NAWI will develop technologies that treat seawater, brackish water, and produced waters, for use in municipal, industrial, agricultural, utility, oil and gas, and other water supply needs. Projects will be based on a series of research proposal calls, the first of which is anticipated in June of 2020. NAWI's goal is to enable the manufacturing of energy-efficient desalination technologies in the U.S. at a lower cost with the same (or higher) quality and reduced environmental impact for 90% of non-traditional water sources within the next 10 years.

NAWI was formed two years ago to support DOE’s goal of establishing the desalination hub. It consists of two parts: the core research consortium, which includes the three national labs and the founding academic and industry partners, and the larger NAWI Alliance, which as an open membership and includes more than 100 U.S. organizations.

“We are excited to launch a new era in desalination research, not only to lower the cost and energy of seawater desalination, but to enable low-cost desalination and reuse of other water sources that we have previously ignored or discarded because treatment costs were too high,” said Peter Fiske, director of Berkeley Lab’s Water-Energy Resilience Research Institute and executive director of NAWI.

NAWI’s research director, Meagan Mauter, associate professor of civil & environmental engineering at Stanford University, received her Ph.D. through Yale’s Environmental Engineering program. She said the DOE’s effort is an opportunity to address “the critical barriers to energy efficient and cost-effective water desalination.”

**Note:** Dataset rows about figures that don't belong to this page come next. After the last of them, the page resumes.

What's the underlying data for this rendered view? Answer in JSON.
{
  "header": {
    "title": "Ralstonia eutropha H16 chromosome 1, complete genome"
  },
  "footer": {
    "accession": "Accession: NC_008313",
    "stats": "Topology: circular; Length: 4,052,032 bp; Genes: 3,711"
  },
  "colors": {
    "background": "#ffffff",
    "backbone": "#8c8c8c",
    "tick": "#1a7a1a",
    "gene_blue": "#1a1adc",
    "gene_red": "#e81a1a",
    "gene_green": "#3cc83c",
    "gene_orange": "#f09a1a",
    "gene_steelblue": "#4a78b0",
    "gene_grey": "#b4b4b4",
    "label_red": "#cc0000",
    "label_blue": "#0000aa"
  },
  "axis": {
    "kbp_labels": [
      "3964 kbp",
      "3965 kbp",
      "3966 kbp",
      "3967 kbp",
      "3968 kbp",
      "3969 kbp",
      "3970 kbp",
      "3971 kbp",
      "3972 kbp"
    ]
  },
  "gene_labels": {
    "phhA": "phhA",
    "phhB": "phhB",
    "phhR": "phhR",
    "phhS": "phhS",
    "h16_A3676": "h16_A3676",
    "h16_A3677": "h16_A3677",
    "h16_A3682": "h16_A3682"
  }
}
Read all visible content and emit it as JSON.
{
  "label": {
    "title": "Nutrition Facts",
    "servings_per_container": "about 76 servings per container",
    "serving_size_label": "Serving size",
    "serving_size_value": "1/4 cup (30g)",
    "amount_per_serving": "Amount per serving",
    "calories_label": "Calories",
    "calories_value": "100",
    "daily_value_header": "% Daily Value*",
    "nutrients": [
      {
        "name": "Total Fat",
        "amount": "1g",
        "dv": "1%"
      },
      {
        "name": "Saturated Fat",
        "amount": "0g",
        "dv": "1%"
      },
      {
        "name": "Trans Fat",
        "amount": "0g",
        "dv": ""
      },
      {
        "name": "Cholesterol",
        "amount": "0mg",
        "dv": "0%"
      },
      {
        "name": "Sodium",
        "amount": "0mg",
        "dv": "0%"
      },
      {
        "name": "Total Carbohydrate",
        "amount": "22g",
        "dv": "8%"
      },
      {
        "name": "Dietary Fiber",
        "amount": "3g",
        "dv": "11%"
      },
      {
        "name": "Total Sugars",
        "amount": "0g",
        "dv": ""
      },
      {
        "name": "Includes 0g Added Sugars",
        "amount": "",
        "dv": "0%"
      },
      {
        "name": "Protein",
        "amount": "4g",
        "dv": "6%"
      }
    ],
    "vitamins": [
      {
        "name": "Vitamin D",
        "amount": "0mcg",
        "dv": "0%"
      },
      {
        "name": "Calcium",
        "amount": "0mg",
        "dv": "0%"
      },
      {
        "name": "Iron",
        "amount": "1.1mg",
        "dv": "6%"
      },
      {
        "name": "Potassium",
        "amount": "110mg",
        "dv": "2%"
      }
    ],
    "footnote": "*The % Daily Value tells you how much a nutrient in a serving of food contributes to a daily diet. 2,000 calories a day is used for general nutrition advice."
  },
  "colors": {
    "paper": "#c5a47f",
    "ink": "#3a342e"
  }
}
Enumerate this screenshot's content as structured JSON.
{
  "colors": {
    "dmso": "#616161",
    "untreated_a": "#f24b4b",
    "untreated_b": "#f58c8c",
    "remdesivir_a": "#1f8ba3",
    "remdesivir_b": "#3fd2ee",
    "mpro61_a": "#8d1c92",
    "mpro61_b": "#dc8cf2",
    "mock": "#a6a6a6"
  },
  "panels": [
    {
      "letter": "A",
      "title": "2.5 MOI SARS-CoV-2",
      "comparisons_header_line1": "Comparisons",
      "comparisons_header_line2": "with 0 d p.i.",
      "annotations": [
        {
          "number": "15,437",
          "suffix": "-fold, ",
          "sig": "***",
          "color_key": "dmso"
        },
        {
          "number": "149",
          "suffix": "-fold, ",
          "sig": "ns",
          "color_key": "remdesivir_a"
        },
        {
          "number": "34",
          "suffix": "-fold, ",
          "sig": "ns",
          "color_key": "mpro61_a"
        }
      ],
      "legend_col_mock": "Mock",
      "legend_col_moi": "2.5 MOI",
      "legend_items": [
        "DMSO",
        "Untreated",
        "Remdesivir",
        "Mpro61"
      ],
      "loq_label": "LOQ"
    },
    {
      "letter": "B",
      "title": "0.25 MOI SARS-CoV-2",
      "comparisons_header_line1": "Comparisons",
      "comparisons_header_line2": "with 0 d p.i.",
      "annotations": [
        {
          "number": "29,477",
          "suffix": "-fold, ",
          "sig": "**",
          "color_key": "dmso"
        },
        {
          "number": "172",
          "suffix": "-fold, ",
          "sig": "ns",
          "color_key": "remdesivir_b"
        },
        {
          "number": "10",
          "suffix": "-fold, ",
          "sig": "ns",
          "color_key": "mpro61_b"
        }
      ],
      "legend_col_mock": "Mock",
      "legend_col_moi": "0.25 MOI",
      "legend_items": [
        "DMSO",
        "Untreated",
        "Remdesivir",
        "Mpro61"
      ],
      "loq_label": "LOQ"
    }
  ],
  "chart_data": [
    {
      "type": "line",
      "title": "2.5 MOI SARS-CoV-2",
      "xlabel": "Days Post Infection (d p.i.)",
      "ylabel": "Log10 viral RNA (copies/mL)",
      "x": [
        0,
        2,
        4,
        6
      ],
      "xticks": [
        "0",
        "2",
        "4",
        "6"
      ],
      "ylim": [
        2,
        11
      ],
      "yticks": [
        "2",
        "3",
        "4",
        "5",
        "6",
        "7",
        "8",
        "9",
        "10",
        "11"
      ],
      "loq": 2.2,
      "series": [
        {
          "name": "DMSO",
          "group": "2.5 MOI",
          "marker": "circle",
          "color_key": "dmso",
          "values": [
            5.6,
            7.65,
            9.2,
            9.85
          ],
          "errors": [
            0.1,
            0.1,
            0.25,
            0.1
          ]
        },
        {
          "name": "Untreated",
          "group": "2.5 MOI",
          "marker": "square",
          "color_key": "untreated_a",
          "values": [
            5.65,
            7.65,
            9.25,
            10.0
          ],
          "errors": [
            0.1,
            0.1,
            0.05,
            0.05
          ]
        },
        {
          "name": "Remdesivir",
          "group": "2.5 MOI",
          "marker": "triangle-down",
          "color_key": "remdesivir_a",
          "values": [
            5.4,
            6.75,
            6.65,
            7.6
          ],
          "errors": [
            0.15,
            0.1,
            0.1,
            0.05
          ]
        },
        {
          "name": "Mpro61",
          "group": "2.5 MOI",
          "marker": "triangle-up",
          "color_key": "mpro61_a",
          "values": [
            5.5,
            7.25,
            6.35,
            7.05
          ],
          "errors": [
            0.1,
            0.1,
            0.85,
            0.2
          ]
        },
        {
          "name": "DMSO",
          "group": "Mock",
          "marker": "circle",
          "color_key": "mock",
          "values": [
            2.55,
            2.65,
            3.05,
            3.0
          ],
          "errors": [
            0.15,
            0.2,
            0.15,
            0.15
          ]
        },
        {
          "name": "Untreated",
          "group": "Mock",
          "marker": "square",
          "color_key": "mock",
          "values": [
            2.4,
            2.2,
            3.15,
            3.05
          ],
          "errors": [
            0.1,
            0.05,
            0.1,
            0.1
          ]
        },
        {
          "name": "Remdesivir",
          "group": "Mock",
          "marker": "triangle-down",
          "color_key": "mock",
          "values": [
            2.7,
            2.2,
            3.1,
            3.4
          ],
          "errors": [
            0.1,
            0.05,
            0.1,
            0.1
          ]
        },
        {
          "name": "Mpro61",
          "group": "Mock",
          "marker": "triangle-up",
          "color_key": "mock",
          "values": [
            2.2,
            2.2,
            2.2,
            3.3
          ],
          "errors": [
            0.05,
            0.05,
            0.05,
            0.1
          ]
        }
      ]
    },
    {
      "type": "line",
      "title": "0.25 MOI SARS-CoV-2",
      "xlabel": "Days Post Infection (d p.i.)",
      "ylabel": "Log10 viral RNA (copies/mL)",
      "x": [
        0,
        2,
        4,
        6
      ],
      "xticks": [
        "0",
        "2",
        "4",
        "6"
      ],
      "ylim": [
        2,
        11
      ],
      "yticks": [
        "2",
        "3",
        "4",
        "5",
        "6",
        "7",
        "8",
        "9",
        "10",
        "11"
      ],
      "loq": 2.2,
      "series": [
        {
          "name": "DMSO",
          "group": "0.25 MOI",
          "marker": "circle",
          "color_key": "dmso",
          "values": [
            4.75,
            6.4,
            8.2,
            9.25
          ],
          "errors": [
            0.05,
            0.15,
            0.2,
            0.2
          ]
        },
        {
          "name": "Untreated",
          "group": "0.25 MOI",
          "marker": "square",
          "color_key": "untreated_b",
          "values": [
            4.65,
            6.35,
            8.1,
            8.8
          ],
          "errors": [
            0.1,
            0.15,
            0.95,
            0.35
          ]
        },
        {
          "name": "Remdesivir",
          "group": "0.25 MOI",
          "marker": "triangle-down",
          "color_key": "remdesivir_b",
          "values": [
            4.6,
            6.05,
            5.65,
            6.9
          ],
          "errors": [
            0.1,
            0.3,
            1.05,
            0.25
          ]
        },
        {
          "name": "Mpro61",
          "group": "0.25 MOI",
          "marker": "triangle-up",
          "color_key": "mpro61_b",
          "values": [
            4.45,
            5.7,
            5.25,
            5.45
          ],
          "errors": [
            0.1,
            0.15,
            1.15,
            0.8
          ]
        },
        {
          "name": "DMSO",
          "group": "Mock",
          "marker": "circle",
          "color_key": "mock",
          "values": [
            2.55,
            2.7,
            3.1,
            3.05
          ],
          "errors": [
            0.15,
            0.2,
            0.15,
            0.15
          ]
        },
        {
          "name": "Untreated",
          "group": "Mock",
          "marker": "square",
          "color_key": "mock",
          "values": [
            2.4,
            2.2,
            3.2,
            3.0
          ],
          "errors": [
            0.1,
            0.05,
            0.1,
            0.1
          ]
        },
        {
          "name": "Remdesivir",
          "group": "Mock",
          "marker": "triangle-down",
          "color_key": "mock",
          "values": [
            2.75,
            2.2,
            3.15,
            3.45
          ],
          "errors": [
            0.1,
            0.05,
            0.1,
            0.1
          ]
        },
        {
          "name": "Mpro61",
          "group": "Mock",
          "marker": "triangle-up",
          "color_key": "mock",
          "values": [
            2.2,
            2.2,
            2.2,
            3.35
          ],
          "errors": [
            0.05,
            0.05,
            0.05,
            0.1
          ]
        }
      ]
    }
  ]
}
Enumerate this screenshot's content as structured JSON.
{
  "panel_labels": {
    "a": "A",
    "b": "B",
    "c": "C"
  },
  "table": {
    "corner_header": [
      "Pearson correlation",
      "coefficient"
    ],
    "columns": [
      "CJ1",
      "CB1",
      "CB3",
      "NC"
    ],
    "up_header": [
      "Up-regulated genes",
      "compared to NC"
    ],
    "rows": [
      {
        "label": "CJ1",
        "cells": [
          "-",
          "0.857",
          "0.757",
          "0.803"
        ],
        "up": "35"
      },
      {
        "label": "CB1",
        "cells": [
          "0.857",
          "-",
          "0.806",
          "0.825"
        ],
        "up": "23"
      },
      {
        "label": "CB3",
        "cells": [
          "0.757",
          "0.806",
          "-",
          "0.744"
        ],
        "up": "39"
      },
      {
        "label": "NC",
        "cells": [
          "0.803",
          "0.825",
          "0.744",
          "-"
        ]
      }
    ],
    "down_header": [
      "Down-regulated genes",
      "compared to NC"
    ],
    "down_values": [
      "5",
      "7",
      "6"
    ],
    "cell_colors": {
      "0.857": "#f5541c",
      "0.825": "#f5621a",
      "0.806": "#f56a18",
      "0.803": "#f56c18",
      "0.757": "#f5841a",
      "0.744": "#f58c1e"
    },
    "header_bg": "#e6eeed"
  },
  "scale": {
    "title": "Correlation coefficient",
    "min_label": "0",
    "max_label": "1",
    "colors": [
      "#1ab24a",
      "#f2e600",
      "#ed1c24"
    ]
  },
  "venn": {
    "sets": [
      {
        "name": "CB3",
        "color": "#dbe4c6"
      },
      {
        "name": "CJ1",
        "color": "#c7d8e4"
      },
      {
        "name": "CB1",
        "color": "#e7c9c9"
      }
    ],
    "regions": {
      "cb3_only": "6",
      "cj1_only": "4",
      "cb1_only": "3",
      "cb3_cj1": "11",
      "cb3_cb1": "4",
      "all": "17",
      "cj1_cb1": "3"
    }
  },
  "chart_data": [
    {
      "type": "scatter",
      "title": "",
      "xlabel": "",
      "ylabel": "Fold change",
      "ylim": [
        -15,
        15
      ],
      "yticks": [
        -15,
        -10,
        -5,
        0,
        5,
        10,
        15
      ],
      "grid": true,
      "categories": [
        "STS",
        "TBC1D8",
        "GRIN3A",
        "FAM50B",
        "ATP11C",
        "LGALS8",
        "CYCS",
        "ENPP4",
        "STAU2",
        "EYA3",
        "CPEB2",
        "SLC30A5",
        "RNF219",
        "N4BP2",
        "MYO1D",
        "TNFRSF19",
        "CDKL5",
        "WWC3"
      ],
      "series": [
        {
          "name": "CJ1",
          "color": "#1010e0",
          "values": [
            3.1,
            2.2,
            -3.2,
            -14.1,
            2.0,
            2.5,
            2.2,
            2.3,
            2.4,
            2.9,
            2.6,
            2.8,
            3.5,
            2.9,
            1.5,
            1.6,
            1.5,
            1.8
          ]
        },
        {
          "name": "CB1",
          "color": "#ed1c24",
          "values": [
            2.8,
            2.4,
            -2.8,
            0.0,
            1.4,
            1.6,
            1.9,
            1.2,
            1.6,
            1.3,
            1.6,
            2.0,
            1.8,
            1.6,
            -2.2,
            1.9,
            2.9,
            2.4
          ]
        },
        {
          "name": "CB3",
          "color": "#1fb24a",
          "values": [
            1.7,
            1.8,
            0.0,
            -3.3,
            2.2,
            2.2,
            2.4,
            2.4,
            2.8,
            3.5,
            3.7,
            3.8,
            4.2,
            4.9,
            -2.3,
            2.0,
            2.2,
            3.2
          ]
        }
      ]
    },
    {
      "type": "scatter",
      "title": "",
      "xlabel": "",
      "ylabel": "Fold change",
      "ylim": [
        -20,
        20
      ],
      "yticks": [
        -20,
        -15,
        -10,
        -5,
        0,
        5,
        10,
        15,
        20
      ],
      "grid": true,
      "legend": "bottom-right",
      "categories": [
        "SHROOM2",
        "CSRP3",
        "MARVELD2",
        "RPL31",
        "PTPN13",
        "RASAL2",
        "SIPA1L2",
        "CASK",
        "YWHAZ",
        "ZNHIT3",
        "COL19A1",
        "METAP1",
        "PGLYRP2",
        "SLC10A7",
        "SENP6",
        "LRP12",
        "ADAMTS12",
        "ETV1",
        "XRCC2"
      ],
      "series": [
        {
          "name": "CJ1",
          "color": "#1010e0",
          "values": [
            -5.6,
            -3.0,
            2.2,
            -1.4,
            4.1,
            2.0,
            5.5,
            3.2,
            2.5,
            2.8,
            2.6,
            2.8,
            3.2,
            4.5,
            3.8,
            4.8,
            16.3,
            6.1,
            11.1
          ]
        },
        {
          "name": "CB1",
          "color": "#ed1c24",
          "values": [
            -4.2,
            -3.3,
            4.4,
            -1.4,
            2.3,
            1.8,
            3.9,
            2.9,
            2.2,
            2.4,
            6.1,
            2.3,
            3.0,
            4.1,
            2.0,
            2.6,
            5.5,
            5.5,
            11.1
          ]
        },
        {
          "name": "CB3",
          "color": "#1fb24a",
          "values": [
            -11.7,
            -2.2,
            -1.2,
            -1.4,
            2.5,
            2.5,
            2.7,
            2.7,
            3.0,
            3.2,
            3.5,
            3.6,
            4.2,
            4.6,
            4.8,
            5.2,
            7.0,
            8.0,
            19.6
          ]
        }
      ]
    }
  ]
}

The project is the latest of several large-scale collaborations to involve faculty in environmental engineering program. Among the largest of these is the Nanotechnology Enabled Water Treatment Systems center (NEWT), an academia-industry-government collaboration that also includes Elimelech and Kim, funded by the National Science Foundation to provide clean water to millions of people and make U.S. energy production more sustainable and cost-effective.